Dal sondaggio GlobalSc condotto su 17.000 ricercatori in 16 Paesi è emerso che il 16% dei ricercatori italiani nel 2011 lavorava all’estero. Il maggior impatto scientifico nel 2020, per oltre il 60% degli intervistati, sarà dato alla scienza dalla Cina e non più dagli Usa
Fuga dei cervelli addio: la geografia della ricerca sta vivendo un cambiamento profondo, con il passaggio dalla “fuga dei cervelli” alla “circolazione dei cervelli” a livello globale. E’ un’evoluzione cui la rivista Nature dedica la copertina, con un articolo del giornalista Richard Van Noorden e due editoriali di Jonathan Adams, dell’agenzia d’informazione Thomson Reuters, e Subra Suresh, della National Science Foundation degli Stati Uniti. Il mondo della ricerca scientifica si muove in modo fluido, oltrepassa i confini nazionali e fiorisce anche nei Paesi emergenti. A fotografare il cambiamento è la prima mappa del movimento di persone e idee che cambieranno il modo di fare scienza. Il dominio della ricerca scientifica, che un tempo spettava esclusivamente a Paesi come Francia, Germania, Regno Unito e Stati Uniti, vede affacciarsi nuovi Paesi protagonisti quali Cina, India, Singapore, Brasile e Corea del Sud.

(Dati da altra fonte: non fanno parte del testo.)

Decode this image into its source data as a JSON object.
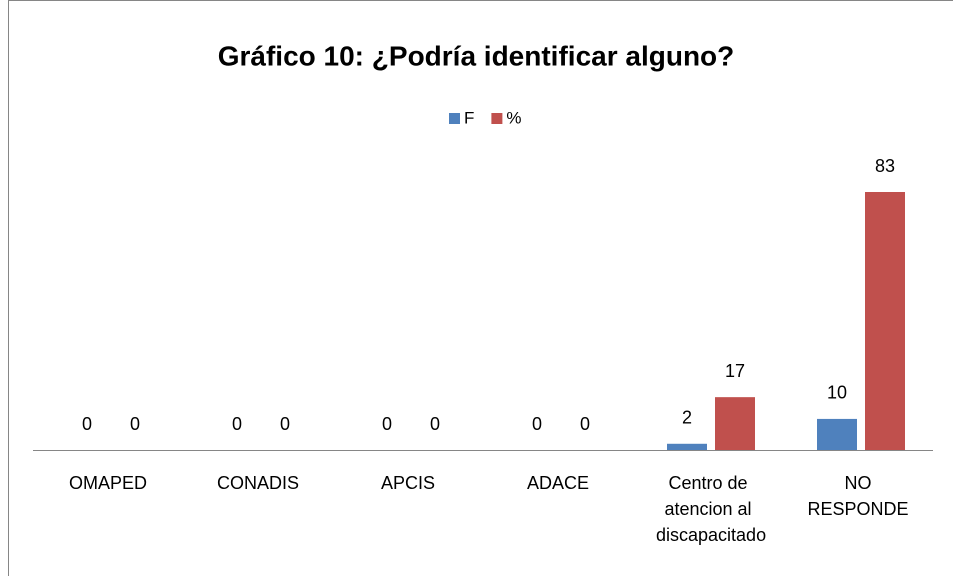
{
  "chart_data": {
    "type": "bar",
    "title": "Gráfico 10: ¿Podría identificar alguno?",
    "categories": [
      "OMAPED",
      "CONADIS",
      "APCIS",
      "ADACE",
      "Centro de atencion al discapacitado",
      "NO RESPONDE"
    ],
    "series": [
      {
        "name": "F",
        "color": "#4f81bd",
        "values": [
          0,
          0,
          0,
          0,
          2,
          10
        ]
      },
      {
        "name": "%",
        "color": "#c0504d",
        "values": [
          0,
          0,
          0,
          0,
          17,
          83
        ]
      }
    ],
    "legend": "top"
  }
}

Dal sondaggio GlobalSci, coordinato da Paula Stephan dell’Università di Torino, e condotto su 17.000 ricercatori in sedici Paesi è emerso che il 16% dei ricercatori italiani nel 2011 lavorava all’estero, soprattutto in Stati Uniti, Regno Unito, Francia e Germania. Con uno sguardo al futuro, Nature ha condotto un suo sondaggio su 2.300 ricercatori. Alla domanda “quali Paesi prevedete avranno il maggior impatto scientifico nel 2020?”, oltre il 60% ha risposto la Cina, primato che spetta ancora agli Stati Uniti se la domanda è riferita al presente. “La collaborazione fornisce l’accesso alle risorse, tra cui finanziamenti, strutture e idee”, spiega Adams analizzando le nuove reti di collaborazione in Asia, Africa, Medio Oriente e America Latina. “Sarà fondamentale per le grandi sfide nel campo della fisica, l’ambiente e la salute – aggiunge – il fatto di avere grandi squadre internazionali che favoriscono la rapida diffusione della conoscenza”. Secondo Suresh “le sfide che devono affrontare i responsabili delle decisioni globali diventano sempre più complesse e urgenti. I cambiamenti climatici, le pandemie, le catastrofi naturali e nucleari, la scarsità d’acqua e la malnutrizione non si fermano ai confini nazionali”.